From 2 to 5 in the Family

Contributed by Esther Jansen, 34 years old

I love being a mum, Ive always known I wanted to be one, and Ive dreams about what kind of mum I will be. But I have to admit that the biggest challenge for us was the transition from couplehood to parenthood.

It was easy to spend the first 2 months being so caught up with our new born that all we ever did or talked about centred around her. Then over the next year, we began to feel like our roles were only that of "mummy and daddy", while our roles as husband and wife had somehow disappeared into the shadows.

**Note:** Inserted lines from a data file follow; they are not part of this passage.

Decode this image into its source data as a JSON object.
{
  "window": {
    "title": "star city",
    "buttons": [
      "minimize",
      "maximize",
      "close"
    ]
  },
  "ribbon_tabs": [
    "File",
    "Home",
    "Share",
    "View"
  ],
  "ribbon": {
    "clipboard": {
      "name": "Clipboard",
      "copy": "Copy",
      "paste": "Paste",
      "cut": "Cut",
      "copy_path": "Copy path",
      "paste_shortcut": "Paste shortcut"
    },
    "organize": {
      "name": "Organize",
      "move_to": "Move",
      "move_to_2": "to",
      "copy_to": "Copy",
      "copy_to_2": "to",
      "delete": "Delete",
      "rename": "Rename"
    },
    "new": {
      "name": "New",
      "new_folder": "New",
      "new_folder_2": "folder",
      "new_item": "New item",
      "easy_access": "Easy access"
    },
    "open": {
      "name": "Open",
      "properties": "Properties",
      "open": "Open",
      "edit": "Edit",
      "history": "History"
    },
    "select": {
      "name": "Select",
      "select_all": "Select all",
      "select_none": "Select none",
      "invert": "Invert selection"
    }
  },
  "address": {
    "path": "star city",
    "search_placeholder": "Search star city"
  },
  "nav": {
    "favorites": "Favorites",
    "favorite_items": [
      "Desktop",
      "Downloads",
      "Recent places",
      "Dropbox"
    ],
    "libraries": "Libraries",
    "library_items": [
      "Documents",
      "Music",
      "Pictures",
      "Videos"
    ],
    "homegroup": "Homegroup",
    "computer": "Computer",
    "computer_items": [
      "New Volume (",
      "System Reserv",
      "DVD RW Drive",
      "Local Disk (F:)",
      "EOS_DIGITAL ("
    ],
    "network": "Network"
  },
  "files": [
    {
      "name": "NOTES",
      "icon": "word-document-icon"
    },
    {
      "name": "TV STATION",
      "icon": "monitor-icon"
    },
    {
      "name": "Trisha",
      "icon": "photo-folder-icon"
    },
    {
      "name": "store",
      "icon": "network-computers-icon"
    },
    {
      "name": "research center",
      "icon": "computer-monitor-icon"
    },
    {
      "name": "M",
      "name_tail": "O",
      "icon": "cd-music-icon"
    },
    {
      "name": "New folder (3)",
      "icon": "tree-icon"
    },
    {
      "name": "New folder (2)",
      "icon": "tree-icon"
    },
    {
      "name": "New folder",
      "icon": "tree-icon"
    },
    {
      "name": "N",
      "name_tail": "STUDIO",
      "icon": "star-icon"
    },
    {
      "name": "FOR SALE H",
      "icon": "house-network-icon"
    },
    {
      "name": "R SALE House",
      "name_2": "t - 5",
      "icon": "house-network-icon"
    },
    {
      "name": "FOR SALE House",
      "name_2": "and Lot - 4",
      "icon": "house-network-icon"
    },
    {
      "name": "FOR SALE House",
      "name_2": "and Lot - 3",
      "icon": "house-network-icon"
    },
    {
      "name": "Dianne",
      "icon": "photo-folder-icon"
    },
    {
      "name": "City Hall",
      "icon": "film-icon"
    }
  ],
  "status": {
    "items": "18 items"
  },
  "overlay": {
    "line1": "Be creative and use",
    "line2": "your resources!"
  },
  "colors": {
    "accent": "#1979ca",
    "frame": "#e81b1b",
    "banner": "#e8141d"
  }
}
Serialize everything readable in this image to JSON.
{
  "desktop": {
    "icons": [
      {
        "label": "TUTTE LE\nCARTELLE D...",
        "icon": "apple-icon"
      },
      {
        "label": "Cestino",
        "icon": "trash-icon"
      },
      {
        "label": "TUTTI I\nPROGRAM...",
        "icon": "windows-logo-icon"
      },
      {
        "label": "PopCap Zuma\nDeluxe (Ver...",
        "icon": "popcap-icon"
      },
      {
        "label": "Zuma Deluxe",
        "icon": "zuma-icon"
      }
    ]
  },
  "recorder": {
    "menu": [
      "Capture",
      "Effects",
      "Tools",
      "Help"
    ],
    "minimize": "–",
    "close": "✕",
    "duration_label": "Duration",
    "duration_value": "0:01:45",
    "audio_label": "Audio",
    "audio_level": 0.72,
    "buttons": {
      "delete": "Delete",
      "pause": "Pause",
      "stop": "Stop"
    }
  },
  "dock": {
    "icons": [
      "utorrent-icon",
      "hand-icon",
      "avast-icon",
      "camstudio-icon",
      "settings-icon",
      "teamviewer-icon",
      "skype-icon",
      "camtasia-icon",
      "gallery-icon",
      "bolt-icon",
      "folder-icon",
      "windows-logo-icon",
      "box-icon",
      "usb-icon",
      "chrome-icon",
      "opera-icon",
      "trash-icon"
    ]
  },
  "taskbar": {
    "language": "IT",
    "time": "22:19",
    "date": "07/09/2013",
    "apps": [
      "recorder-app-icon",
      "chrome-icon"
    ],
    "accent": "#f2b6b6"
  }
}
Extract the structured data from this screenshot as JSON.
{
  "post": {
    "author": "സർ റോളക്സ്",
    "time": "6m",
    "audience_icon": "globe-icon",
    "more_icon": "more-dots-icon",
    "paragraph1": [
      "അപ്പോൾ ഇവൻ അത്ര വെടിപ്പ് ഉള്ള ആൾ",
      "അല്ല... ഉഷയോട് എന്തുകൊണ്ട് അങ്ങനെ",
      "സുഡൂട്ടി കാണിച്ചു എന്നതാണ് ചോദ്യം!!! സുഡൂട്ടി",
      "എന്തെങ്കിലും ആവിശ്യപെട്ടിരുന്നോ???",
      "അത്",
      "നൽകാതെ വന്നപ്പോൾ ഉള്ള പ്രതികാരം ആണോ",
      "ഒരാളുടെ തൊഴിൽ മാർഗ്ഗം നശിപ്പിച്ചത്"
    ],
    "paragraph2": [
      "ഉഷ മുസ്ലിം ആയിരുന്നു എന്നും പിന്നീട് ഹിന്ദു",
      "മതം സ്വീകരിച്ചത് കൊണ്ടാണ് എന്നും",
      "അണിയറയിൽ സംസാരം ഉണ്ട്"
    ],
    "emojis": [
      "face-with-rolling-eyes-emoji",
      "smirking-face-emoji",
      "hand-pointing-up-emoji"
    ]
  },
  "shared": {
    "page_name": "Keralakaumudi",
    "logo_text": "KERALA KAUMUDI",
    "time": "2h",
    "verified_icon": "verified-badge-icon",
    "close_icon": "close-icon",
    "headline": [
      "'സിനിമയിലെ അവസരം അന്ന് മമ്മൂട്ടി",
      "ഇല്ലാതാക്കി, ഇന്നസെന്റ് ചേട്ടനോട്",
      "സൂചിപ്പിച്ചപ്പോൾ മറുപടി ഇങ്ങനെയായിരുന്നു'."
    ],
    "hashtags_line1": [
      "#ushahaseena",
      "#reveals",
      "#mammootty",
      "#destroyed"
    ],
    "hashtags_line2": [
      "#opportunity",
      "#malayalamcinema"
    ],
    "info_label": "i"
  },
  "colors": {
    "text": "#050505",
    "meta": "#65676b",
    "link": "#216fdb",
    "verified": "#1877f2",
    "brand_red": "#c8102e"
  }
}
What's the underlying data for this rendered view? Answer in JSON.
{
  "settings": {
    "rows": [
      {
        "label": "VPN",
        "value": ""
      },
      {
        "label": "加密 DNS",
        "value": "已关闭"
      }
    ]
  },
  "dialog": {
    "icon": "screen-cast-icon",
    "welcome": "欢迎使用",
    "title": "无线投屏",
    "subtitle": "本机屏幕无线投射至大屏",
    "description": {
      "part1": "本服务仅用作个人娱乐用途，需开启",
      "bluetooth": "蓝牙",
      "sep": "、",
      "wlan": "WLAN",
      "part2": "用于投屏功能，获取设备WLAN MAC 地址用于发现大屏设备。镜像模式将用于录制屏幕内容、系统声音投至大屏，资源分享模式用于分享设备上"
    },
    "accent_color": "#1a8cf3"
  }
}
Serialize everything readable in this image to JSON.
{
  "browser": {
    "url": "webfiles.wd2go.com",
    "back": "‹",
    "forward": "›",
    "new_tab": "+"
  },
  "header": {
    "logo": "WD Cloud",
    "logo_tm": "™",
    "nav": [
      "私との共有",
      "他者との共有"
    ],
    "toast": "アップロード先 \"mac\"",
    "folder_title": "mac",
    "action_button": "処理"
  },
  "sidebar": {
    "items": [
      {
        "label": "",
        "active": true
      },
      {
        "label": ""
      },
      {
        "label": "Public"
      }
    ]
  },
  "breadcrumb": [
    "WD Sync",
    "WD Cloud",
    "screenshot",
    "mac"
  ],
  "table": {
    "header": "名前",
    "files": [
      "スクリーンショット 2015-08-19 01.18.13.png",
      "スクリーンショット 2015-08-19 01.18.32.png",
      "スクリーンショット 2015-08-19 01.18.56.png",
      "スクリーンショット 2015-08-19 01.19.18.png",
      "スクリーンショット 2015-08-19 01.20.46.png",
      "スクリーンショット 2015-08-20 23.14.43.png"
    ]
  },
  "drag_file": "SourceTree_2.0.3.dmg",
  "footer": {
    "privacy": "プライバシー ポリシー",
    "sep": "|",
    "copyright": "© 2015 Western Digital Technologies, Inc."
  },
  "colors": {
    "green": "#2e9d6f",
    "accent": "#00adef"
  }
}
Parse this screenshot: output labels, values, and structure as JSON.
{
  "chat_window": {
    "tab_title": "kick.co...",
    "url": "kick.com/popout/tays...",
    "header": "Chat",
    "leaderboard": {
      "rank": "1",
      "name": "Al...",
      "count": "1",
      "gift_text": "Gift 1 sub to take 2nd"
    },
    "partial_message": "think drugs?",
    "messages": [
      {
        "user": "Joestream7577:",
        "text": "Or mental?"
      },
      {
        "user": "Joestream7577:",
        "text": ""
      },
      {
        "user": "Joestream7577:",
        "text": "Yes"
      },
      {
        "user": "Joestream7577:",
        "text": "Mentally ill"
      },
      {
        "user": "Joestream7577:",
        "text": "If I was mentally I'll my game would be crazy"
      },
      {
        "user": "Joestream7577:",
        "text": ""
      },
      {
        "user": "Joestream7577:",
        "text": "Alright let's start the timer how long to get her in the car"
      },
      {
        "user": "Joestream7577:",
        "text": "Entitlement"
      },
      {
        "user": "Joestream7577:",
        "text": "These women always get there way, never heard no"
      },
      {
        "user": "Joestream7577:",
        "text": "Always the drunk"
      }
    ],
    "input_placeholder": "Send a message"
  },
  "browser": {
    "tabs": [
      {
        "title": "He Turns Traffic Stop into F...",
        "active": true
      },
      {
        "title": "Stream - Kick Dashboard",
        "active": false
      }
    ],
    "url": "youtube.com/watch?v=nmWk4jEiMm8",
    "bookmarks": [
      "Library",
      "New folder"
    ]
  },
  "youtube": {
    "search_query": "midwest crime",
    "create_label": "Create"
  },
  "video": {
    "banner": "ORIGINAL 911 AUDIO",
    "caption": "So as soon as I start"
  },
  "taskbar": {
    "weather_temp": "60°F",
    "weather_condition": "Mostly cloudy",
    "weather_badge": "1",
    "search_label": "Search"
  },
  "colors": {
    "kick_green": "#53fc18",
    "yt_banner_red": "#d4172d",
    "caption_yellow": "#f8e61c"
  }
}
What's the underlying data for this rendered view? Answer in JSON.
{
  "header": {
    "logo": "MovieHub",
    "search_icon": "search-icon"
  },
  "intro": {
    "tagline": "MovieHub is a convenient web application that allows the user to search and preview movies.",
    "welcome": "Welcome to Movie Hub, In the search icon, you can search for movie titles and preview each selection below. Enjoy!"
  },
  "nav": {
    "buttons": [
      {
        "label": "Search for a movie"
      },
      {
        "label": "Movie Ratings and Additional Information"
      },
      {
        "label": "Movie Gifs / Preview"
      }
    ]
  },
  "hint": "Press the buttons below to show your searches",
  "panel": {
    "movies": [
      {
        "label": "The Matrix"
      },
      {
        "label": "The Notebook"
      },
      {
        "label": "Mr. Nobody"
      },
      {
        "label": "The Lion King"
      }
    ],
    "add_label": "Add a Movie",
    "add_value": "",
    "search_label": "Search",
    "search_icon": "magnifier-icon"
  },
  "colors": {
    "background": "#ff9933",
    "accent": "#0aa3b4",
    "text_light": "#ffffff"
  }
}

As a new stay-at-home mum, I looked forward to my husbands return from work so that I could have adult conversation. He just wanted to play with the baby and watch TV. On weekends, he would plan for all of us to go out but all I really wanted was to have a few hours of alone time without our baby. At meal times, I felt he would be happily enjoying his meal while I had to push my hunger aside and feed our baby first.

Then one day I read an article about how as parent we sometimes have preconceived notions about what we expect our spouse to do. We think our spouse who has known us for so long should "know better" and when they behave differently from our expectations, we get even more upset.

Wow - what an eye opener that was! Thats when I realized I needed to share my thoughts with my husband so I showed him the article. I told him meal times would be more enjoyable for me if we each took turns having a few bites while the other feeds our baby.

On my husbands side, he said he really looked forward to the weekends as he could go out as a family, and he was getting upset at my lack of participation. When he realize how frazzled my weekdays were with our toddler, hr suggested that he would take our daughter to the playground after breakfast on Saturdays so I could have some baby-free time.

Now I tell my friends who are going to be parents soon that there are some things spouses need to discuss and agree on even before the baby comes. This helps make the transition from couplehood to parenthood smoother. Topics can range from baby care and finances, to personal time and family life.

We have three children now and we still re-look at our options such as who should be the main care-giver, what percentage of whose bank account will finance our family daily needs, how much we could save monthly, and how we could each pursue some personal interests while still spending time as a family. I can truly say that parenthood has been so much more rewarding than I had expected!